Thursday, 10 April 2014

Wednesday, 9th, new arrival, horn blower, dogs

We are all very tired today. We had barking dogs all night, and once again, the horn blower at some unearthly hour blowing his leg- bone horn.  The girls from Mackay. Christian School went to another hostel today and entertained  the kids.  They are such great girls.  Four of them are only 15, and one is 17, and they are very mature.  They jump in and do the washing up, and are so respectful and willing.    Today, as I walked back from one of the hostels, I came upon a group of boys playing cricket, with a homemade bat.  They called out to me and asked if I would like to play.   They were telling me in broken English how they love cricket and especially Shane Watson, so they obviously watch the game.our new team member is a nurse, so she will be doing some health training.  

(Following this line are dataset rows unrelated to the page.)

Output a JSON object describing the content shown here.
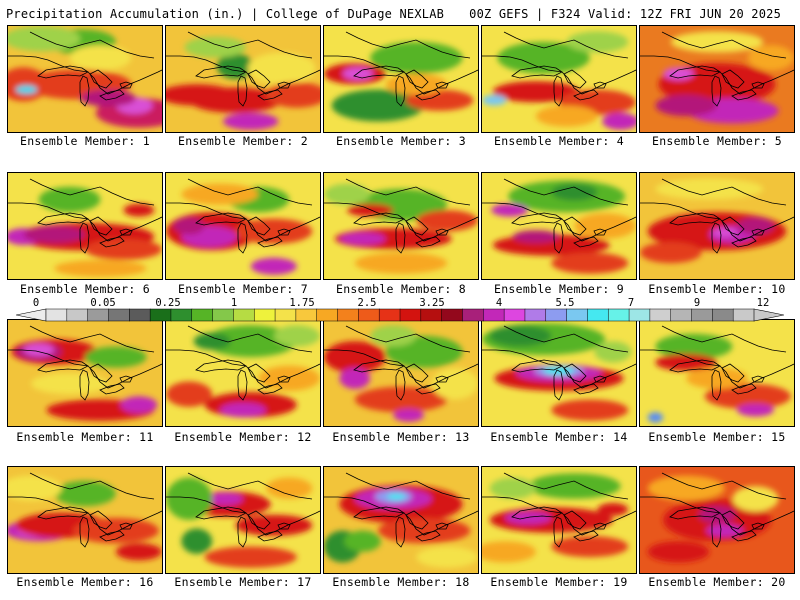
{
  "header": {
    "left": "Precipitation Accumulation (in.) | College of DuPage NEXLAB",
    "right": "00Z GEFS | F324 Valid: 12Z FRI JUN 20 2025"
  },
  "legend": {
    "tick_labels": [
      "0",
      "0.05",
      "0.25",
      "1",
      "1.75",
      "2.5",
      "3.25",
      "4",
      "5.5",
      "7",
      "9",
      "12"
    ],
    "swatch_colors": [
      "#e3e3e3",
      "#c8c8c8",
      "#9b9b9b",
      "#767676",
      "#5b5b5b",
      "#1a6f1a",
      "#2e8f2e",
      "#56b426",
      "#84c84a",
      "#b6dc43",
      "#eef23c",
      "#f4e24a",
      "#f8c83c",
      "#f7a823",
      "#f3811c",
      "#ee5b1a",
      "#e63217",
      "#d3130f",
      "#b50f0f",
      "#93081c",
      "#a8207a",
      "#c228b8",
      "#dd46e0",
      "#b07be8",
      "#8d9cf0",
      "#7ac8f0",
      "#45e8f0",
      "#66f2e8",
      "#9de6e6",
      "#cfcfcf",
      "#b5b5b5",
      "#9a9a9a",
      "#8a8a8a",
      "#c9c9c9"
    ]
  },
  "members": [
    {
      "label": "Ensemble Member: 1",
      "base": "#f2c43a",
      "blobs": [
        [
          "#e33c1a",
          0.45,
          0.55,
          0.35,
          0.14
        ],
        [
          "#cb1c5e",
          0.85,
          0.82,
          0.28,
          0.14
        ],
        [
          "#d94fd6",
          0.82,
          0.75,
          0.12,
          0.08
        ],
        [
          "#56b426",
          0.48,
          0.15,
          0.22,
          0.12
        ],
        [
          "#9fd24a",
          0.22,
          0.12,
          0.25,
          0.12
        ],
        [
          "#e33c1a",
          0.1,
          0.55,
          0.16,
          0.16
        ],
        [
          "#3ad7f0",
          0.12,
          0.6,
          0.07,
          0.04
        ],
        [
          "#b3127a",
          0.65,
          0.68,
          0.18,
          0.08
        ],
        [
          "#f4e24a",
          0.6,
          0.3,
          0.2,
          0.12
        ]
      ]
    },
    {
      "label": "Ensemble Member: 2",
      "base": "#f2c43a",
      "blobs": [
        [
          "#d61616",
          0.45,
          0.7,
          0.3,
          0.12
        ],
        [
          "#2e8f2e",
          0.45,
          0.38,
          0.12,
          0.12
        ],
        [
          "#9fd24a",
          0.32,
          0.2,
          0.2,
          0.1
        ],
        [
          "#c228b8",
          0.55,
          0.9,
          0.18,
          0.08
        ],
        [
          "#d61616",
          0.2,
          0.65,
          0.25,
          0.1
        ],
        [
          "#f4e24a",
          0.75,
          0.4,
          0.22,
          0.15
        ],
        [
          "#e33c1a",
          0.85,
          0.65,
          0.2,
          0.12
        ]
      ]
    },
    {
      "label": "Ensemble Member: 3",
      "base": "#f4e24a",
      "blobs": [
        [
          "#2e8f2e",
          0.35,
          0.75,
          0.3,
          0.15
        ],
        [
          "#56b426",
          0.6,
          0.3,
          0.3,
          0.15
        ],
        [
          "#d61616",
          0.2,
          0.45,
          0.2,
          0.1
        ],
        [
          "#5b8ff0",
          0.22,
          0.45,
          0.07,
          0.04
        ],
        [
          "#d94fd6",
          0.22,
          0.45,
          0.1,
          0.06
        ],
        [
          "#e33c1a",
          0.75,
          0.7,
          0.22,
          0.1
        ],
        [
          "#f7a823",
          0.6,
          0.55,
          0.2,
          0.1
        ]
      ]
    },
    {
      "label": "Ensemble Member: 4",
      "base": "#f4e24a",
      "blobs": [
        [
          "#56b426",
          0.4,
          0.3,
          0.3,
          0.15
        ],
        [
          "#9fd24a",
          0.75,
          0.15,
          0.2,
          0.1
        ],
        [
          "#d61616",
          0.35,
          0.62,
          0.28,
          0.1
        ],
        [
          "#7ac8f0",
          0.08,
          0.7,
          0.08,
          0.05
        ],
        [
          "#e33c1a",
          0.75,
          0.72,
          0.25,
          0.12
        ],
        [
          "#c228b8",
          0.9,
          0.9,
          0.12,
          0.08
        ],
        [
          "#f7a823",
          0.55,
          0.85,
          0.2,
          0.1
        ]
      ]
    },
    {
      "label": "Ensemble Member: 5",
      "base": "#ea7a20",
      "blobs": [
        [
          "#d61616",
          0.5,
          0.55,
          0.38,
          0.2
        ],
        [
          "#7ac8f0",
          0.25,
          0.45,
          0.07,
          0.04
        ],
        [
          "#d94fd6",
          0.25,
          0.45,
          0.1,
          0.06
        ],
        [
          "#c228b8",
          0.6,
          0.8,
          0.3,
          0.12
        ],
        [
          "#b3127a",
          0.3,
          0.75,
          0.2,
          0.1
        ],
        [
          "#f4e24a",
          0.5,
          0.15,
          0.3,
          0.1
        ],
        [
          "#f7a823",
          0.85,
          0.3,
          0.15,
          0.12
        ]
      ]
    },
    {
      "label": "Ensemble Member: 6",
      "base": "#f4e24a",
      "blobs": [
        [
          "#d61616",
          0.5,
          0.6,
          0.45,
          0.13
        ],
        [
          "#c228b8",
          0.1,
          0.6,
          0.12,
          0.08
        ],
        [
          "#b3127a",
          0.3,
          0.58,
          0.2,
          0.08
        ],
        [
          "#e33c1a",
          0.75,
          0.72,
          0.25,
          0.1
        ],
        [
          "#56b426",
          0.4,
          0.25,
          0.2,
          0.12
        ],
        [
          "#f7a823",
          0.6,
          0.9,
          0.3,
          0.08
        ],
        [
          "#d61616",
          0.85,
          0.35,
          0.1,
          0.06
        ]
      ]
    },
    {
      "label": "Ensemble Member: 7",
      "base": "#f4e24a",
      "blobs": [
        [
          "#d61616",
          0.3,
          0.55,
          0.3,
          0.18
        ],
        [
          "#c228b8",
          0.28,
          0.6,
          0.18,
          0.1
        ],
        [
          "#b3127a",
          0.15,
          0.5,
          0.1,
          0.08
        ],
        [
          "#e33c1a",
          0.7,
          0.55,
          0.25,
          0.12
        ],
        [
          "#c228b8",
          0.7,
          0.88,
          0.15,
          0.08
        ],
        [
          "#56b426",
          0.6,
          0.25,
          0.2,
          0.12
        ],
        [
          "#f7a823",
          0.35,
          0.2,
          0.25,
          0.1
        ]
      ]
    },
    {
      "label": "Ensemble Member: 8",
      "base": "#f4e24a",
      "blobs": [
        [
          "#56b426",
          0.5,
          0.3,
          0.3,
          0.15
        ],
        [
          "#d61616",
          0.45,
          0.62,
          0.38,
          0.1
        ],
        [
          "#c228b8",
          0.25,
          0.62,
          0.15,
          0.06
        ],
        [
          "#e33c1a",
          0.8,
          0.45,
          0.2,
          0.1
        ],
        [
          "#9fd24a",
          0.15,
          0.2,
          0.15,
          0.1
        ],
        [
          "#f7a823",
          0.5,
          0.85,
          0.3,
          0.1
        ],
        [
          "#d61616",
          0.3,
          0.35,
          0.15,
          0.06
        ]
      ]
    },
    {
      "label": "Ensemble Member: 9",
      "base": "#f4e24a",
      "blobs": [
        [
          "#56b426",
          0.55,
          0.22,
          0.38,
          0.15
        ],
        [
          "#2e8f2e",
          0.6,
          0.18,
          0.15,
          0.08
        ],
        [
          "#d61616",
          0.45,
          0.68,
          0.38,
          0.1
        ],
        [
          "#c228b8",
          0.18,
          0.35,
          0.12,
          0.06
        ],
        [
          "#b3127a",
          0.35,
          0.6,
          0.15,
          0.06
        ],
        [
          "#f7a823",
          0.8,
          0.5,
          0.2,
          0.12
        ],
        [
          "#e33c1a",
          0.7,
          0.85,
          0.25,
          0.1
        ]
      ]
    },
    {
      "label": "Ensemble Member: 10",
      "base": "#f2c43a",
      "blobs": [
        [
          "#d61616",
          0.5,
          0.55,
          0.45,
          0.18
        ],
        [
          "#c228b8",
          0.6,
          0.58,
          0.15,
          0.08
        ],
        [
          "#b3127a",
          0.75,
          0.5,
          0.12,
          0.08
        ],
        [
          "#e33c1a",
          0.2,
          0.75,
          0.2,
          0.1
        ],
        [
          "#f4e24a",
          0.45,
          0.15,
          0.35,
          0.1
        ],
        [
          "#d94fd6",
          0.55,
          0.56,
          0.08,
          0.04
        ]
      ]
    },
    {
      "label": "Ensemble Member: 11",
      "base": "#f2c43a",
      "blobs": [
        [
          "#d61616",
          0.3,
          0.3,
          0.28,
          0.12
        ],
        [
          "#b3127a",
          0.2,
          0.3,
          0.15,
          0.08
        ],
        [
          "#7ac8f0",
          0.2,
          0.28,
          0.07,
          0.04
        ],
        [
          "#d94fd6",
          0.2,
          0.28,
          0.1,
          0.06
        ],
        [
          "#d61616",
          0.6,
          0.85,
          0.35,
          0.1
        ],
        [
          "#c228b8",
          0.85,
          0.8,
          0.12,
          0.08
        ],
        [
          "#56b426",
          0.7,
          0.35,
          0.2,
          0.1
        ],
        [
          "#f4e24a",
          0.4,
          0.6,
          0.25,
          0.1
        ]
      ]
    },
    {
      "label": "Ensemble Member: 12",
      "base": "#f4e24a",
      "blobs": [
        [
          "#56b426",
          0.55,
          0.2,
          0.3,
          0.15
        ],
        [
          "#2e8f2e",
          0.3,
          0.2,
          0.12,
          0.08
        ],
        [
          "#d61616",
          0.55,
          0.8,
          0.3,
          0.12
        ],
        [
          "#c228b8",
          0.5,
          0.85,
          0.15,
          0.07
        ],
        [
          "#e33c1a",
          0.15,
          0.7,
          0.15,
          0.12
        ],
        [
          "#f7a823",
          0.8,
          0.55,
          0.2,
          0.12
        ],
        [
          "#9fd24a",
          0.85,
          0.15,
          0.15,
          0.1
        ]
      ]
    },
    {
      "label": "Ensemble Member: 13",
      "base": "#f2c43a",
      "blobs": [
        [
          "#d61616",
          0.2,
          0.35,
          0.2,
          0.15
        ],
        [
          "#c228b8",
          0.2,
          0.55,
          0.1,
          0.1
        ],
        [
          "#56b426",
          0.65,
          0.3,
          0.25,
          0.15
        ],
        [
          "#e33c1a",
          0.5,
          0.75,
          0.3,
          0.12
        ],
        [
          "#c228b8",
          0.55,
          0.9,
          0.1,
          0.06
        ],
        [
          "#f4e24a",
          0.85,
          0.6,
          0.15,
          0.15
        ],
        [
          "#9fd24a",
          0.45,
          0.15,
          0.15,
          0.1
        ]
      ]
    },
    {
      "label": "Ensemble Member: 14",
      "base": "#f4e24a",
      "blobs": [
        [
          "#56b426",
          0.4,
          0.18,
          0.4,
          0.15
        ],
        [
          "#2e8f2e",
          0.25,
          0.15,
          0.2,
          0.1
        ],
        [
          "#d61616",
          0.5,
          0.55,
          0.42,
          0.12
        ],
        [
          "#c228b8",
          0.5,
          0.5,
          0.28,
          0.08
        ],
        [
          "#8d9cf0",
          0.5,
          0.48,
          0.16,
          0.05
        ],
        [
          "#45e8f0",
          0.5,
          0.48,
          0.1,
          0.04
        ],
        [
          "#e33c1a",
          0.7,
          0.85,
          0.25,
          0.1
        ],
        [
          "#9fd24a",
          0.85,
          0.3,
          0.12,
          0.1
        ]
      ]
    },
    {
      "label": "Ensemble Member: 15",
      "base": "#f4e24a",
      "blobs": [
        [
          "#56b426",
          0.35,
          0.25,
          0.25,
          0.12
        ],
        [
          "#d61616",
          0.3,
          0.4,
          0.2,
          0.08
        ],
        [
          "#e33c1a",
          0.7,
          0.72,
          0.28,
          0.12
        ],
        [
          "#c228b8",
          0.75,
          0.85,
          0.12,
          0.06
        ],
        [
          "#f7a823",
          0.5,
          0.55,
          0.2,
          0.1
        ],
        [
          "#5b8ff0",
          0.1,
          0.92,
          0.05,
          0.05
        ]
      ]
    },
    {
      "label": "Ensemble Member: 16",
      "base": "#f2c43a",
      "blobs": [
        [
          "#c228b8",
          0.2,
          0.6,
          0.22,
          0.1
        ],
        [
          "#d94fd6",
          0.18,
          0.6,
          0.12,
          0.06
        ],
        [
          "#d61616",
          0.35,
          0.55,
          0.3,
          0.12
        ],
        [
          "#e33c1a",
          0.7,
          0.6,
          0.28,
          0.12
        ],
        [
          "#56b426",
          0.5,
          0.25,
          0.2,
          0.12
        ],
        [
          "#f4e24a",
          0.15,
          0.2,
          0.2,
          0.12
        ],
        [
          "#d61616",
          0.85,
          0.8,
          0.15,
          0.08
        ]
      ]
    },
    {
      "label": "Ensemble Member: 17",
      "base": "#f4e24a",
      "blobs": [
        [
          "#d61616",
          0.4,
          0.35,
          0.28,
          0.12
        ],
        [
          "#c228b8",
          0.38,
          0.3,
          0.12,
          0.06
        ],
        [
          "#56b426",
          0.15,
          0.3,
          0.15,
          0.2
        ],
        [
          "#2e8f2e",
          0.2,
          0.7,
          0.1,
          0.12
        ],
        [
          "#d61616",
          0.7,
          0.55,
          0.25,
          0.1
        ],
        [
          "#e33c1a",
          0.55,
          0.85,
          0.3,
          0.1
        ],
        [
          "#f7a823",
          0.8,
          0.2,
          0.15,
          0.1
        ]
      ]
    },
    {
      "label": "Ensemble Member: 18",
      "base": "#f2c43a",
      "blobs": [
        [
          "#d61616",
          0.5,
          0.35,
          0.4,
          0.18
        ],
        [
          "#c228b8",
          0.45,
          0.3,
          0.25,
          0.1
        ],
        [
          "#8d9cf0",
          0.45,
          0.28,
          0.12,
          0.06
        ],
        [
          "#45e8f0",
          0.47,
          0.28,
          0.06,
          0.03
        ],
        [
          "#e33c1a",
          0.65,
          0.6,
          0.3,
          0.12
        ],
        [
          "#2e8f2e",
          0.12,
          0.75,
          0.12,
          0.15
        ],
        [
          "#56b426",
          0.25,
          0.7,
          0.12,
          0.1
        ],
        [
          "#f4e24a",
          0.8,
          0.85,
          0.2,
          0.1
        ]
      ]
    },
    {
      "label": "Ensemble Member: 19",
      "base": "#f4e24a",
      "blobs": [
        [
          "#d61616",
          0.45,
          0.5,
          0.4,
          0.12
        ],
        [
          "#c228b8",
          0.3,
          0.48,
          0.15,
          0.06
        ],
        [
          "#56b426",
          0.6,
          0.18,
          0.3,
          0.12
        ],
        [
          "#9fd24a",
          0.2,
          0.2,
          0.15,
          0.1
        ],
        [
          "#e33c1a",
          0.7,
          0.75,
          0.25,
          0.1
        ],
        [
          "#f7a823",
          0.15,
          0.8,
          0.2,
          0.1
        ],
        [
          "#d61616",
          0.85,
          0.4,
          0.1,
          0.06
        ]
      ]
    },
    {
      "label": "Ensemble Member: 20",
      "base": "#e8571c",
      "blobs": [
        [
          "#d61616",
          0.5,
          0.5,
          0.35,
          0.2
        ],
        [
          "#b3127a",
          0.5,
          0.45,
          0.12,
          0.08
        ],
        [
          "#c228b8",
          0.55,
          0.6,
          0.12,
          0.06
        ],
        [
          "#f7a823",
          0.3,
          0.2,
          0.25,
          0.12
        ],
        [
          "#f4e24a",
          0.75,
          0.3,
          0.15,
          0.12
        ],
        [
          "#d61616",
          0.25,
          0.8,
          0.2,
          0.1
        ]
      ]
    }
  ]
}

Dinner around the table, girls washing up with head lamp, girls journaling their thoughts  at the end of each day


Tuesday, 8 April 2014

Twin-tubs, journals, and a crazy man

Girls pretending to know how to use a twin-tub

Shirley and Patsy in front of the class

Today, as I walked down the street, and man was walking with his pants off, with one leg in the pants, and holding the other leg out at right angles.  Once again, I wasn't quick enough with take the photo.
Only in !epal.

Monday, 7 April 2014

Business men's conference

Peter Irvine conducted  a conference today  with about 200 businessmen which was very well received.  Peter also preached at both services at Hosanna church yesterday, packed to the doors as usual.  Today, we visited Tusal hostel and the team from Mackay played games with the girls which they enjoyed enormously.  They are on holidays at present, so it broke the boredom a little for them.
Shirley and Patsy are conducting ESL training.  Their classes begin at 6a.m. Till 8 a.m. and again in the afternoon from 4p.m. Till. 6 p.m. So they have to be up at 5a.m


Sunday, 6 April 2014

Sunday 6. Crèche and construction

Workers about to start work, carrying heavy loads of gravel up three floors  and the crèche  for the little ones as their mothers labour long and hard.

Wednesday, 2 April 2014

Tuesday 2 April

It seems as if we have never left, just slotting right in again.  We had two ladies travel with us who will be doing ESL training, and then later yesterday, Peter arrived.  Tomorrow we are expecting another Peter also.  The building going up around us here is amazing.  Apparently, money is being loaned from the government, and there is action everywhere.  Opposite the lane from us, they were digging the foundations by hand when we left at the end of January, and now they are half through the second floor, bearing in mind that everything is mixed by hand, bricks and mixed cement is carried up on their backs one heavy load at a time , by the women. Then everything is rendered and painted some lovely bright colour.  It is pretty steamy during the day, and I guess it will only get hotter leading up to the monsoon season.  We have 24 all together on team , some for the whole time, and others for a week, or maybe two.  There is a school team for three weeks, but they are going out to the west to see where the girls come from and do some work out there also, for a week of that time.  Once again, we got a royal welcome from our half-way house ladies when we arrived interrupting their training.  They are in temporary housing while we are looking for a better house for them.  At the moment, they have to walk for one hour to get to training, and then walk another hour home.  They should be fit.  Things will begin in earnest tomorrow, so I'd better get my act to together.